When curved text matters (and when it's overdesign)
Curved text shines on:
- Circular logos and badges — bottom-arc text below a center symbol is the classic layout
- Mug wraps — text that follows the curve of the mug reads better than straight text wrapping around
- Pet tags, dog collars, key fobs — round-format products
Curved text is overdesign on:
- Flat rectangular products (signs, plaques, simple t-shirts) — straight text is cleaner
- Long sentences — arching long text just looks awkward
Match the effect to the product shape.
Step-by-step setup
- Install Print It My Way. Curve effects are built into the text field. Install the app from the Shopify App Store.
- Open the product (mug, badge, circular logo). Pick a product where curved text makes sense — a circular wax-seal logo, a mug wrap, a round metal badge, a circular pet tag.
- Add a text field with curve enabled. In the personalizer editor, add a text field. Toggle 'Allow curve effect' and pick the default curve type: arch, circle (top of circle), circle-bottom (lower arc), or wave.
- Set the curve radius and angle. For arched and circular text, set the radius matching the print area (e.g. a 3-inch circular badge has a ~1.5-inch radius). Set the angle the text should span (180 degrees for a full top half, 90 degrees for a tighter arc).
- Decide if the customer can adjust the curve. Two approaches: (1) lock the curve so it always matches the print area exactly — customer just types text. (2) let the customer adjust radius and angle for creative control. For most products, lock it.
- Test character count limits. Curved text needs more space than straight text — long words on a tight arc look squished. Set a character limit appropriate for the radius and span (typically 20-30 for a half-arc, 8-12 for a tight 90-degree arc).
- Verify print-file rendering. Place a test order. The print file should have the text rendered as a curve at print resolution — not as straight text that the printer is expected to bend.
The four curve types that cover 99% of use cases
- Arch (top) — text follows the top of an arc, reading left-to-right. Used for ribbon banners and the top of a circular badge.
- Arch (bottom) — text follows the bottom of an arc, also left-to-right. Used for the bottom of a circular badge.
- Full circle — text wraps around the full circumference.
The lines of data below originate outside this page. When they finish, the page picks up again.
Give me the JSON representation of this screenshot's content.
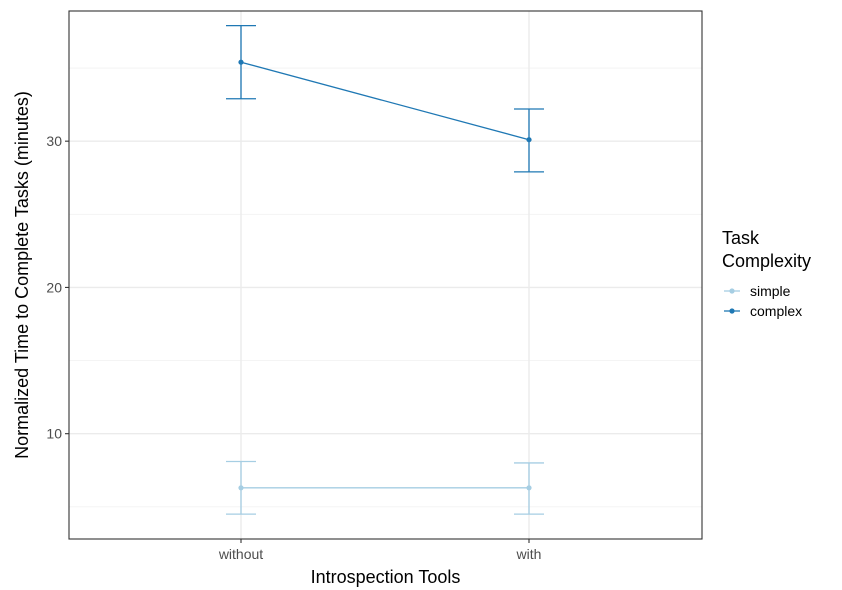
{
  "chart_data": {
    "type": "line",
    "xlabel": "Introspection Tools",
    "ylabel": "Normalized Time to Complete Tasks (minutes)",
    "categories": [
      "without",
      "with"
    ],
    "y_ticks": [
      10,
      20,
      30
    ],
    "ylim": [
      2.8,
      38.9
    ],
    "grid": true,
    "legend_title_lines": [
      "Task",
      "Complexity"
    ],
    "legend_position": "right",
    "series": [
      {
        "name": "simple",
        "color": "#a6cee3",
        "values": [
          6.3,
          6.3
        ],
        "lower": [
          4.5,
          4.5
        ],
        "upper": [
          8.1,
          8.0
        ]
      },
      {
        "name": "complex",
        "color": "#1f78b4",
        "values": [
          35.4,
          30.1
        ],
        "lower": [
          32.9,
          27.9
        ],
        "upper": [
          37.9,
          32.2
        ]
      }
    ]
  }
}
Used for round seals, pet tags, and rim text on coasters.
- Wave — text follows a sine wave. Decorative; used sparingly for novelty products.
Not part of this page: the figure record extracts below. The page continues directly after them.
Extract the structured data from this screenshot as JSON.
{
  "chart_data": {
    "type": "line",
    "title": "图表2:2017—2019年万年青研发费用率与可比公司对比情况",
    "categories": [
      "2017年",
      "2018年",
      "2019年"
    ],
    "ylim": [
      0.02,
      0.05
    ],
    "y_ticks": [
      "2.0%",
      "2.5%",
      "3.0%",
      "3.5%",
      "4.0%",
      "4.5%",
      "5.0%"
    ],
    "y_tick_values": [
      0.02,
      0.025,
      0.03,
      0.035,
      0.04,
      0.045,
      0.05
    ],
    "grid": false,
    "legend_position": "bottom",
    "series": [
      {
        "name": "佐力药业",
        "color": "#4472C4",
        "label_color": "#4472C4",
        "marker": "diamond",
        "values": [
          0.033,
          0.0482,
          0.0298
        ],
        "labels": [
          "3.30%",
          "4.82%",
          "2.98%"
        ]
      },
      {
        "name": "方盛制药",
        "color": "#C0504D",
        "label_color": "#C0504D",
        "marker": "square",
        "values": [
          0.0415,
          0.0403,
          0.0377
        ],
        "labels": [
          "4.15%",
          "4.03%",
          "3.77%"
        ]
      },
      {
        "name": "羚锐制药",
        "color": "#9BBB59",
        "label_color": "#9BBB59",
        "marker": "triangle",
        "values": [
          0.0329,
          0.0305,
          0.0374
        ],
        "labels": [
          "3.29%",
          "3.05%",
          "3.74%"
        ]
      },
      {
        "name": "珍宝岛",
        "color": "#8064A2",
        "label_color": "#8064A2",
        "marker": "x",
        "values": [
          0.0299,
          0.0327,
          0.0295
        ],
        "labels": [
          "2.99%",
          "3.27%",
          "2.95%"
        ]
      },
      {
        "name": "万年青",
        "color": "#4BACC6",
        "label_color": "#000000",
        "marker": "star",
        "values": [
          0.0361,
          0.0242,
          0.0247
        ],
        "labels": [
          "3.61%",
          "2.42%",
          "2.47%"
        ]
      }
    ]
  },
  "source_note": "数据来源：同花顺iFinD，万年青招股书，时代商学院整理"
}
Letter spacing on curves — the detail that separates pro from amateur
Naive curve algorithms just rotate each letter around the curve. Result: letters touch on the inside of the arc and gap on the outside. Looks wrong.
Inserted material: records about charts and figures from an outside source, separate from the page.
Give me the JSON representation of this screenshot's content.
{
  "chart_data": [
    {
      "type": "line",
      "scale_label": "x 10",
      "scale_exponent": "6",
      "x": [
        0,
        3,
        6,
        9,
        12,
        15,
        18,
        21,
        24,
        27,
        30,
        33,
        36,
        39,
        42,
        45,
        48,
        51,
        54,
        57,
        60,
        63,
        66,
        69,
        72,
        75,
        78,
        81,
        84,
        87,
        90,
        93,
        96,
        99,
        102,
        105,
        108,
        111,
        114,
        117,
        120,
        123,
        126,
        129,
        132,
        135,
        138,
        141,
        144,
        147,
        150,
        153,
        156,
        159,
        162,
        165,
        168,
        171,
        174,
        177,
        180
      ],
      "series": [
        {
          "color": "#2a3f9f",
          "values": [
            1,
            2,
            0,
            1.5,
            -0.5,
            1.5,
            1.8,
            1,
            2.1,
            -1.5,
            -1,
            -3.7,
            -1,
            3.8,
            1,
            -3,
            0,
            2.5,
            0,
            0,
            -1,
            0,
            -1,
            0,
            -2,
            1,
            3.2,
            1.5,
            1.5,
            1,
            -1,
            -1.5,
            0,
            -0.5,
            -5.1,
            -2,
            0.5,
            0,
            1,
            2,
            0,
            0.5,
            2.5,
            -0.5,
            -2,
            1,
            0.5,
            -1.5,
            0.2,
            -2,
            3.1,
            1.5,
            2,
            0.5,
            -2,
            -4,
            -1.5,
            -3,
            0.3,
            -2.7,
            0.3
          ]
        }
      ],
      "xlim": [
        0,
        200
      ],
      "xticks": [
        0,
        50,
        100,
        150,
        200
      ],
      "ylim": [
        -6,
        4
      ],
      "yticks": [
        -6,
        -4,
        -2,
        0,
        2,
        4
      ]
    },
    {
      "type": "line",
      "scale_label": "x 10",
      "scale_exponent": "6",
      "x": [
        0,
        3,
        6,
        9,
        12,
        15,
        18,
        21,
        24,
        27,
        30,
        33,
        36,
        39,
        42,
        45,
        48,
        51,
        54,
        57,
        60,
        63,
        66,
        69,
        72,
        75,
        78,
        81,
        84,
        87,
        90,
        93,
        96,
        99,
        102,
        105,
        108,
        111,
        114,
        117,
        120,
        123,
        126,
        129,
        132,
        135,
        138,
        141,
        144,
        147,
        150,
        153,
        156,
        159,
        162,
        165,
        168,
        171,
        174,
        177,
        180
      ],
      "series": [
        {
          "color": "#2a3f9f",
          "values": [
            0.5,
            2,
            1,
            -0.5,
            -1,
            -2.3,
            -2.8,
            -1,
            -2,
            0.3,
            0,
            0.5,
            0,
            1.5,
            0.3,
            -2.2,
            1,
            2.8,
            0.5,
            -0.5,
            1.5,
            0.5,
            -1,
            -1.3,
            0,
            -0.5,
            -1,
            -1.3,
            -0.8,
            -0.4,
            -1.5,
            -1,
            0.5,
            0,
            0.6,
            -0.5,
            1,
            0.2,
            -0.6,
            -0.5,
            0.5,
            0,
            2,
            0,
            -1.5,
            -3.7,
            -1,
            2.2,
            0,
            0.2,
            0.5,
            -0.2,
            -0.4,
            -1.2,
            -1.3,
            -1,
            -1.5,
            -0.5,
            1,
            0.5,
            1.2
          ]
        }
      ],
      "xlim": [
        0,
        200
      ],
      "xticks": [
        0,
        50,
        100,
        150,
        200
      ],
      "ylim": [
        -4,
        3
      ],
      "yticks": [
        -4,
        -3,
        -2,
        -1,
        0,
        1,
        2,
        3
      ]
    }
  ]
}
What good curve rendering does: it adjusts letter spacing along the curve so each letter has consistent visual spacing — slightly more space on tight arcs, slightly less on wide arcs. Print It My Way's curve renderer does this automatically; the customer just sees clean text.
Print output should be the curve, not the straight text
This is where lots of personalizers fail: preview shows curved text, print file contains straight text and a 'curve = arch' tag, and the customer's engraver gets straight text plus a sticky note that says 'arch this'.
The print file should contain the actual curved text — rasterized at print resolution or as vector outlines that follow the curve. Print It My Way generates both formats automatically; no manual interpretation on the fulfillment side.
Sell circular logos and curved badges properly
Print It My Way's curve effect handles spacing, radius, and print-file rendering automatically. Install free.
Install Print It My Way — Free See the 35+ fonts comparison →Frequently asked questions
Can curved text use any font?
Yes. Any font in the library or that you upload works with the curve effect. Some fonts (heavily decorative scripts) read better than others on curves — test a sample.
What about emoji or non-Latin scripts on curves?
Yes, but RTL languages (Arabic, Hebrew) need the curve direction flipped. Print It My Way auto-detects RTL and flips correctly.
Can I have two curved lines on the same product?
Yes. A badge with 'BUSINESS NAME' on the top arc and 'EST. 2026' on the bottom arc is a standard pattern. Each is a separate text field with its own curve settings.
Does the customer see the curve in preview before buying?
Yes. The curve renders live as the customer types — no surprises after checkout.
What if the customer's text is too long for the curve?
Two options you set on the field: (1) shrink the font automatically so it fits, or (2) reject input past the character limit. Stores selling badges usually pick option 2 for visual consistency.